Contudo, mudanças adversas nas condições dos negócios, sejam elas econômicas ou financeiras, podem afetar a capacidade de pagamento de algumas obrigações no prazo esperado, o que influenciaria na avaliação.

No caso da Usina Santo Ângelo, a Fitch explica que o rating pode sofrer alterações de acordo com alguns desdobramentos específicos. Por exemplo, a avaliação pode melhorar caso o índice de caixa seja igual ou superior a 2,0 vezes a dívida de curto prazo e o cenário de liquidez fique mais favorável para o setor sucroenergético. Porém, a nota pode cair se a alavancagem líquida ajustada da usina for superior a 2,5 vezes e o índice de caixa e aplicações financeiras somado à relação do fluxo de caixa das operações pela dívida de curto prazo for inferior a 1,5 vez.
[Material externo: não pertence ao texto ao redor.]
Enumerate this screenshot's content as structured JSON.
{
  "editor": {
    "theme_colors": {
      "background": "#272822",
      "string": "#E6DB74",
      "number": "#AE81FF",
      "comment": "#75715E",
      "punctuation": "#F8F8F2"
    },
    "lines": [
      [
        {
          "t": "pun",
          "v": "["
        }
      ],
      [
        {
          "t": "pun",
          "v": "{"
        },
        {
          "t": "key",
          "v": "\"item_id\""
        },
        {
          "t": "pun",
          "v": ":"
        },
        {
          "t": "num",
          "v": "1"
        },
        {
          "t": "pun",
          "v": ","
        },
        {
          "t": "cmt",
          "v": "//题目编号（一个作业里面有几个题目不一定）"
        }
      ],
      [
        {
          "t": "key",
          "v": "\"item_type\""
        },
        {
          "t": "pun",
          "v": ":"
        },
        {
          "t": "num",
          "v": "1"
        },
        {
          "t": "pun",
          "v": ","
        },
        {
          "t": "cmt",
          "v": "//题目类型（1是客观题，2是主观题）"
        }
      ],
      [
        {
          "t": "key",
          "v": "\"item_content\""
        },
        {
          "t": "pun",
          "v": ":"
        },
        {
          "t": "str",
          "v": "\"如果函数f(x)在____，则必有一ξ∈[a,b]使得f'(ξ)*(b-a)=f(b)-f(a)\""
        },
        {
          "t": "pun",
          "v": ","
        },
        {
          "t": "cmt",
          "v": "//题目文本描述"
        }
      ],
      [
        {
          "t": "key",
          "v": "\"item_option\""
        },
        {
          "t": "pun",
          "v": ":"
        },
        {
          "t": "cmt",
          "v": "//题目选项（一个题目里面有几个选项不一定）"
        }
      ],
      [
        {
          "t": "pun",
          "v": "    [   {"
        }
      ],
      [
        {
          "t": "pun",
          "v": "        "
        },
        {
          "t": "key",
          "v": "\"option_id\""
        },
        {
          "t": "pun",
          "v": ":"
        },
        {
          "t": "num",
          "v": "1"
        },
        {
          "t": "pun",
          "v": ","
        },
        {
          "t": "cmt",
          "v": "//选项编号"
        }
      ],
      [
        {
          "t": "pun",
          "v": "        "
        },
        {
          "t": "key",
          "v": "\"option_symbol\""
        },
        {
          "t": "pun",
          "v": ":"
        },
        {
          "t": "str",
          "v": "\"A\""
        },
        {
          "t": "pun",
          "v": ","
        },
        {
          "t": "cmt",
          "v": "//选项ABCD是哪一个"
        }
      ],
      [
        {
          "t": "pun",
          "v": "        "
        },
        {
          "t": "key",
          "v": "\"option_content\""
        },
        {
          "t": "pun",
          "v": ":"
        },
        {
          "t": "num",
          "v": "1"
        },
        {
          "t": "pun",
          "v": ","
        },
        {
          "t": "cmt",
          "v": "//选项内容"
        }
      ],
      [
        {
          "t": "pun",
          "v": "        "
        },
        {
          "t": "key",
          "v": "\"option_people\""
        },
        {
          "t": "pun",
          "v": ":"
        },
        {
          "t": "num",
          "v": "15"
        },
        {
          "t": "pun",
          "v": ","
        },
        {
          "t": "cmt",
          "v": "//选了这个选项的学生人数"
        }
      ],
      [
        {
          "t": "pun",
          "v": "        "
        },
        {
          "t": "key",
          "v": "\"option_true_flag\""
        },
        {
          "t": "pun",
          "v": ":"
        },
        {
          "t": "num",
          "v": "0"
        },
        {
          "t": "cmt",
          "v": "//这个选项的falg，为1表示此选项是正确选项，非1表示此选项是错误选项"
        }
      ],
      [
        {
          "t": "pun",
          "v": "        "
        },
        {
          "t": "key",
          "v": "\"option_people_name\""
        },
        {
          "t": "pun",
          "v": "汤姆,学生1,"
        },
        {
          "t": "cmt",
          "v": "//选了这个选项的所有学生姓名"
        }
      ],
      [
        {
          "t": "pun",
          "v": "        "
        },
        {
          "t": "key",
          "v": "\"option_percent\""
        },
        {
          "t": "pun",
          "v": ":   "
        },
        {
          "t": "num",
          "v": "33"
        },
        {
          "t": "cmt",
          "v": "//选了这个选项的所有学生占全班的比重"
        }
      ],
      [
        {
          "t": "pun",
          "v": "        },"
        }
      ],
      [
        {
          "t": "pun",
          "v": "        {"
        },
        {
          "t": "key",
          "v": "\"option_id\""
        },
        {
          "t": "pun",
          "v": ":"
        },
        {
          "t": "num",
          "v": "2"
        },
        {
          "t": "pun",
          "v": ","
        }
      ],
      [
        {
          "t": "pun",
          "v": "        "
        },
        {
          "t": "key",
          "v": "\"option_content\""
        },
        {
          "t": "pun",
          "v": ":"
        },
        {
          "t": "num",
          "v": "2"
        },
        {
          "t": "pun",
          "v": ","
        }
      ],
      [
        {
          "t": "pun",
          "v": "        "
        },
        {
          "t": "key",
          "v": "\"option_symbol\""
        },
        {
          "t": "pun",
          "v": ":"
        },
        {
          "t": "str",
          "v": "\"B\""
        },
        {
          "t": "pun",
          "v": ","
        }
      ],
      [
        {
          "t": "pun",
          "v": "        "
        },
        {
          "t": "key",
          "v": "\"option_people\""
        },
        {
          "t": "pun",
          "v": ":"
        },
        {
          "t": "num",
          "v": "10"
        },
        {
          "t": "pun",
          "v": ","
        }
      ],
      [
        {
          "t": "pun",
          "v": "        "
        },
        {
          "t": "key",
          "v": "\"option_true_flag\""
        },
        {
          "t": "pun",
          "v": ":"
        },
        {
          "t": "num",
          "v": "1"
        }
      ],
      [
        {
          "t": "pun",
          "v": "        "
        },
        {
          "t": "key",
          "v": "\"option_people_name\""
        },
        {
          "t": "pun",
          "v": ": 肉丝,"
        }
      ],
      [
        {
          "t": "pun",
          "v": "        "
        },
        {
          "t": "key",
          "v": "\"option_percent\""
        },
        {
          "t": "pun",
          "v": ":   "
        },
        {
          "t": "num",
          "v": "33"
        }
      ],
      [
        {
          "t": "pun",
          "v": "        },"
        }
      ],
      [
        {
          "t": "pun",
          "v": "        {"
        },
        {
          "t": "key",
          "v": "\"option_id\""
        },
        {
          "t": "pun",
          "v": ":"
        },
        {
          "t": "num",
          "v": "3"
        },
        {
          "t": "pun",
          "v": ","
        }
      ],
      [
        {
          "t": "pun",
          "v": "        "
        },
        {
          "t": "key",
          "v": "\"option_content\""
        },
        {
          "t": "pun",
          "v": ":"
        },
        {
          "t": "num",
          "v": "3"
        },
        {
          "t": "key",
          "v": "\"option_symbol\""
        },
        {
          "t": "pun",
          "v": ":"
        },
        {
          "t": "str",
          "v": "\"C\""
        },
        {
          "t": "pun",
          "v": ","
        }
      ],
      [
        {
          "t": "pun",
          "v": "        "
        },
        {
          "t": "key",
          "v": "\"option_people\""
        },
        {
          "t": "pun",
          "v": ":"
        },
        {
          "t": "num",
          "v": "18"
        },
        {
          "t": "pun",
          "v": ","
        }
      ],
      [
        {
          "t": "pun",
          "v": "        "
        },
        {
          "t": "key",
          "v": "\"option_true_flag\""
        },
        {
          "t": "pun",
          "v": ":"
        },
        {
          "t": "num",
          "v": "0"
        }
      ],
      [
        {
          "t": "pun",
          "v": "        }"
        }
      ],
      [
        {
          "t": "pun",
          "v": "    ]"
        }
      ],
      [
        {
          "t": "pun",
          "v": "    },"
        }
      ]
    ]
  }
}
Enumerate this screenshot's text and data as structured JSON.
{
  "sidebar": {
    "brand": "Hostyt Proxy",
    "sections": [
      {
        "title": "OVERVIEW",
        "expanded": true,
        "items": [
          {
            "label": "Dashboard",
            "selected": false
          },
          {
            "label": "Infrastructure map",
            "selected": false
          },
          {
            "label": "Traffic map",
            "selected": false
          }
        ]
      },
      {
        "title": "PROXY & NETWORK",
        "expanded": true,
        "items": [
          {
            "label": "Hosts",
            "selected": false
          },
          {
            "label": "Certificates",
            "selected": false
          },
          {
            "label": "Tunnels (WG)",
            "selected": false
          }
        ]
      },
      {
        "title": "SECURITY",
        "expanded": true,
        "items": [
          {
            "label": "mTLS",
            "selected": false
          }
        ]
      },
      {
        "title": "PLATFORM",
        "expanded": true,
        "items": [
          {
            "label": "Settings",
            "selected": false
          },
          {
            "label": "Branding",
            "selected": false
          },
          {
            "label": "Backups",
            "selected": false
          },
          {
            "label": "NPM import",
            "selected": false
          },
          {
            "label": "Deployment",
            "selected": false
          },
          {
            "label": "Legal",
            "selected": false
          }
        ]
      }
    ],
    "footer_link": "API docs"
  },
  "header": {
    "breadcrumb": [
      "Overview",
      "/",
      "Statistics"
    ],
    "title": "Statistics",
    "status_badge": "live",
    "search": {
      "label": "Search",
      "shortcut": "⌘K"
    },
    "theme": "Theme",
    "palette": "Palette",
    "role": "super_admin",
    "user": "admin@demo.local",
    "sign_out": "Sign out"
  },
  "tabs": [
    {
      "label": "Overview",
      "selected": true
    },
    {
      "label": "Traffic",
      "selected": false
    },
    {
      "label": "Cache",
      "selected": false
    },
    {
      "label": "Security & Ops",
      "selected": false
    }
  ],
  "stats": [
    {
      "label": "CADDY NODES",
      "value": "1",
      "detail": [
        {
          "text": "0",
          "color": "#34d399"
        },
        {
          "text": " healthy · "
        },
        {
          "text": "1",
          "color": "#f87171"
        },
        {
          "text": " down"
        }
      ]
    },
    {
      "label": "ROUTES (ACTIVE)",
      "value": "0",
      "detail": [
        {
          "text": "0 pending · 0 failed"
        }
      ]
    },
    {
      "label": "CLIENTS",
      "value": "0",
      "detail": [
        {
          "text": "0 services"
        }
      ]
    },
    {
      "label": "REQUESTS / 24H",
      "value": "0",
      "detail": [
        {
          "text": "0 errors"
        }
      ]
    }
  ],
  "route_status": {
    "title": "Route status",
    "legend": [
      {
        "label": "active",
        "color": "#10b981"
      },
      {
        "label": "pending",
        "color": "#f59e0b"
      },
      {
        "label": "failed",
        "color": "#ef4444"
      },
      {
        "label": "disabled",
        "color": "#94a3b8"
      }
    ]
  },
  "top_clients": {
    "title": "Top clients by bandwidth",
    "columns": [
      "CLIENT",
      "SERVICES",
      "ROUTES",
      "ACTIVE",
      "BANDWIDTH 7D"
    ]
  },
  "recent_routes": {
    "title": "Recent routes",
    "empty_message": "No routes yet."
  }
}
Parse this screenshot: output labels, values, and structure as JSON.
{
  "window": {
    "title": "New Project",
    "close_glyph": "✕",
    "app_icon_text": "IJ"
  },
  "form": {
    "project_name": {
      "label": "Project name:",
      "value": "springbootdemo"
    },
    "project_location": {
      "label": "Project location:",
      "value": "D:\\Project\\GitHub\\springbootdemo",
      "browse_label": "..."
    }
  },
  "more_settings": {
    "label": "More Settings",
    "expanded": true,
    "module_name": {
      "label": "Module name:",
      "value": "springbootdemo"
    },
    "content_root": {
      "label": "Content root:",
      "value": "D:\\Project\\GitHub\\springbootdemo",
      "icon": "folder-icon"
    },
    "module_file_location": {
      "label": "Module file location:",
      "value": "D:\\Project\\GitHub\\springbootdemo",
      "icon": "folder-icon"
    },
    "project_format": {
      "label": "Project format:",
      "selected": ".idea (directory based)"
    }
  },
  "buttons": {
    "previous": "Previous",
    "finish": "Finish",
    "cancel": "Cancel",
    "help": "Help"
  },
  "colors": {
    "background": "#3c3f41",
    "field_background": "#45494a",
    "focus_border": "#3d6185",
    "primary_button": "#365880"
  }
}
Ainda assim, com um custo caixa baixo como o da USA, dentre outros indicadores positivos, é possível manter as margens e o fluxo de caixa das operações superiores na comparação com outras companhias do setor. De acordo com a Fitch, a empresa possui rendimento industrial acima da média do setor, posicionando-a entre as trinta maiores do Centro-Sul do Brasil, de um universo superior a 160 empresas – um fator que pode garantir a estabilidade do rating.